Content generated by ESPN blogs and programs like Five Thirty Eight, The Undefeated, E:60, Outside the Lines, Grantland, Mike & Mike, First Take, Around the Horn, and 30 for 30, all offer opinion-laden and often self-righteous blather that often preaches to niche audiences that ESPN is hoping in aggregate to build into a sustainable viewer-ship and to head off similar programming from competitors like Fox Sports and Comcast Sports.
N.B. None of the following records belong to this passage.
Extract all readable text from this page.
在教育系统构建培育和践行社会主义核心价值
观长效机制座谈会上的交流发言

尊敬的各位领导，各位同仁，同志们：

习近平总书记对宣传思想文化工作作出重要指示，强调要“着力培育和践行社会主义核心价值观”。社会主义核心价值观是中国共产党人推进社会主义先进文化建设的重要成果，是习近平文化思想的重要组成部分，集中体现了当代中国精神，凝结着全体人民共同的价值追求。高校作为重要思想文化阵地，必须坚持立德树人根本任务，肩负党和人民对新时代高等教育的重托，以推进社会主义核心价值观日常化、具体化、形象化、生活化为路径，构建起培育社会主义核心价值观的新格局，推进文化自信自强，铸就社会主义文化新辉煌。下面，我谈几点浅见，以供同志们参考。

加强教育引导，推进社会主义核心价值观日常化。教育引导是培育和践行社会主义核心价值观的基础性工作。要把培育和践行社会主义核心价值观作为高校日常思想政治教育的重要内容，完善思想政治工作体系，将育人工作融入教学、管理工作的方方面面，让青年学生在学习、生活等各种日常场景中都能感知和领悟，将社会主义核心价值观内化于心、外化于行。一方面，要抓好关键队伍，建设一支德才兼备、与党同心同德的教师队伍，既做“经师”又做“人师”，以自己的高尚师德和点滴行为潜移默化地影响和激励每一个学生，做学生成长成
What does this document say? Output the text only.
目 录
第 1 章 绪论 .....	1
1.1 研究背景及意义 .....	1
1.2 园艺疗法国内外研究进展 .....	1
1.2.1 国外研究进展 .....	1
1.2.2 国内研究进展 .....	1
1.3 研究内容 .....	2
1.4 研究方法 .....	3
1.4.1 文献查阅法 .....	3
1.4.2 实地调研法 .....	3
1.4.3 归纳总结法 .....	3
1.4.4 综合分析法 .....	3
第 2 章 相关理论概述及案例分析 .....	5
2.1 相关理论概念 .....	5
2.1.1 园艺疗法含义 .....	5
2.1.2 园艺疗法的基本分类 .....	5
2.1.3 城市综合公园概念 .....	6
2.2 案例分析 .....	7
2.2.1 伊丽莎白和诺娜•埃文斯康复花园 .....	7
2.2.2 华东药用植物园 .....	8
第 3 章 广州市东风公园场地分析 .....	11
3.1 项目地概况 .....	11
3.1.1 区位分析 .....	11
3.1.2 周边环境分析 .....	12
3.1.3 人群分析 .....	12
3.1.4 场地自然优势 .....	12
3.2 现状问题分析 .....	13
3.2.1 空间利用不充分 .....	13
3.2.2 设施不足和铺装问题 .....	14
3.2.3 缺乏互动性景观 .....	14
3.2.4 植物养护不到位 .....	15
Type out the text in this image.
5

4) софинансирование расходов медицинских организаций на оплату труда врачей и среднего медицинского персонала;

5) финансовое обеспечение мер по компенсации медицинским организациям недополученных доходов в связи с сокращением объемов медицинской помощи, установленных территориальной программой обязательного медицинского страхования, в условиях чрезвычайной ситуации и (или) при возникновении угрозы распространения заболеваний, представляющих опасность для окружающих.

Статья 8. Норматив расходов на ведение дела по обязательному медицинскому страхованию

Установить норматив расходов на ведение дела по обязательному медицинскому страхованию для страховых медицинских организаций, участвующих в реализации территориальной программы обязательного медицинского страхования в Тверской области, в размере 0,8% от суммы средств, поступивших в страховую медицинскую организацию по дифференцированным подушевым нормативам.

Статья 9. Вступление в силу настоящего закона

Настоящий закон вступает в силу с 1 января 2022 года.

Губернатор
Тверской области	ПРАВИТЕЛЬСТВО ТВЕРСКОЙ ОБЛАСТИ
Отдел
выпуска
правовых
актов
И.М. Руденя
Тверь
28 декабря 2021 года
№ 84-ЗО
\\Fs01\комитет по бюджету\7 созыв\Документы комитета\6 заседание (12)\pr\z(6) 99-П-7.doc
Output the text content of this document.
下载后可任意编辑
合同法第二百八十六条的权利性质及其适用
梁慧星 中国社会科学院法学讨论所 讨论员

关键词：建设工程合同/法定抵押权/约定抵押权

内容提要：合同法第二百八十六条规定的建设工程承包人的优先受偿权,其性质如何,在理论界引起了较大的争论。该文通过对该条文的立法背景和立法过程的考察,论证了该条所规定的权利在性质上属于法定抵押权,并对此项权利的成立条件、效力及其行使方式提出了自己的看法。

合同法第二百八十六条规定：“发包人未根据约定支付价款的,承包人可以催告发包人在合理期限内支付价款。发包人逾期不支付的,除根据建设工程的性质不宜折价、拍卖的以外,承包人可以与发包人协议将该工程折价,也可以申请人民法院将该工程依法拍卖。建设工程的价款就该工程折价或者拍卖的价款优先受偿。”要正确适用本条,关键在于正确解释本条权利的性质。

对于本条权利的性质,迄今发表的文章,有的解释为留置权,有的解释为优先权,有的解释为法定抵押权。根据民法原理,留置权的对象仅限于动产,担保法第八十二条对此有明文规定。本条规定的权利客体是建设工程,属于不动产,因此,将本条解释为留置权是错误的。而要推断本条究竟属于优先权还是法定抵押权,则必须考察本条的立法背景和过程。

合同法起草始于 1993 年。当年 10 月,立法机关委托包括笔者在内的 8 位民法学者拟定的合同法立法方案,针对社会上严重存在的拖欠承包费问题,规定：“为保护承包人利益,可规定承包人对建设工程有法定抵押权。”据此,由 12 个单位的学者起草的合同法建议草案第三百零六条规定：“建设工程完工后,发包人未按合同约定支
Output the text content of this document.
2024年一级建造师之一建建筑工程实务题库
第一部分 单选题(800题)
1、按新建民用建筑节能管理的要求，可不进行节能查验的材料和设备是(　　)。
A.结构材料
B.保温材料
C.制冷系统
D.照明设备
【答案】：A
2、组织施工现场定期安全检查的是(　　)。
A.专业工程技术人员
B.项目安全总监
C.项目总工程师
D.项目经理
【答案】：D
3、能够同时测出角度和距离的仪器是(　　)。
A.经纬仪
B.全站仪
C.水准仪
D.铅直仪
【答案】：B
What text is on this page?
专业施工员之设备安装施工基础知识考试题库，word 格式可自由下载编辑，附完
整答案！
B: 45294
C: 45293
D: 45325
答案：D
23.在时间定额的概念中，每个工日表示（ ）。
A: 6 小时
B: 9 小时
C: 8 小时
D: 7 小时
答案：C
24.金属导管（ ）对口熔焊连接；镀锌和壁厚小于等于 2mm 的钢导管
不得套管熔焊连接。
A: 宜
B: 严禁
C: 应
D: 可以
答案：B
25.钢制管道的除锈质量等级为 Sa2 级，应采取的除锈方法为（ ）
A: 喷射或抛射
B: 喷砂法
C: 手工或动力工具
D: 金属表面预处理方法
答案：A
Whether the current U.S. president is a bigot or white supremacist in fact if not through selective inaction is hardly the point. For the Walt Disney Co., the point is whether or not it wants its reporters and anchors making such statements as a matter of implied policy (1). For that matter, do the large media companies like Disney, Comcast, Viacom, Time Warner, 21st Century Fox, and CBS Corporation want to be in the business of smearing public officials and unpopular public figures rather than just providing entertainment? Does this sort of thing make any business sense, where offending large swaths of potential subscribers runs full in the face of strategies intended on thwarting disruptive technologies in the offering of content?
Jemele Hill could care less about any of that. She’s betting that ESPN won’t dare to fire her (1), with the hope that such a public and outrageous comment will provide cover for more controversial statements to come, bringing additional attention to herself and her show. And if she gets a little perceived social justice along the way? That’s just gravy.
(1) One wonders if ESPN has been given a little too long of a leash by Disney and CEO Bob Iger, or if ESPN’s embracing of controversy is by design.
(2) Now that the White House has come out and suggested that Hill should be fired over her tweet, the odds that ESPN does so is close to zero.
9/19/17 update: ESPN’s president released new guidance after the Hill tweet that made it clear such tweets were against policy, although any terms of punishment for violating the policy were not specified.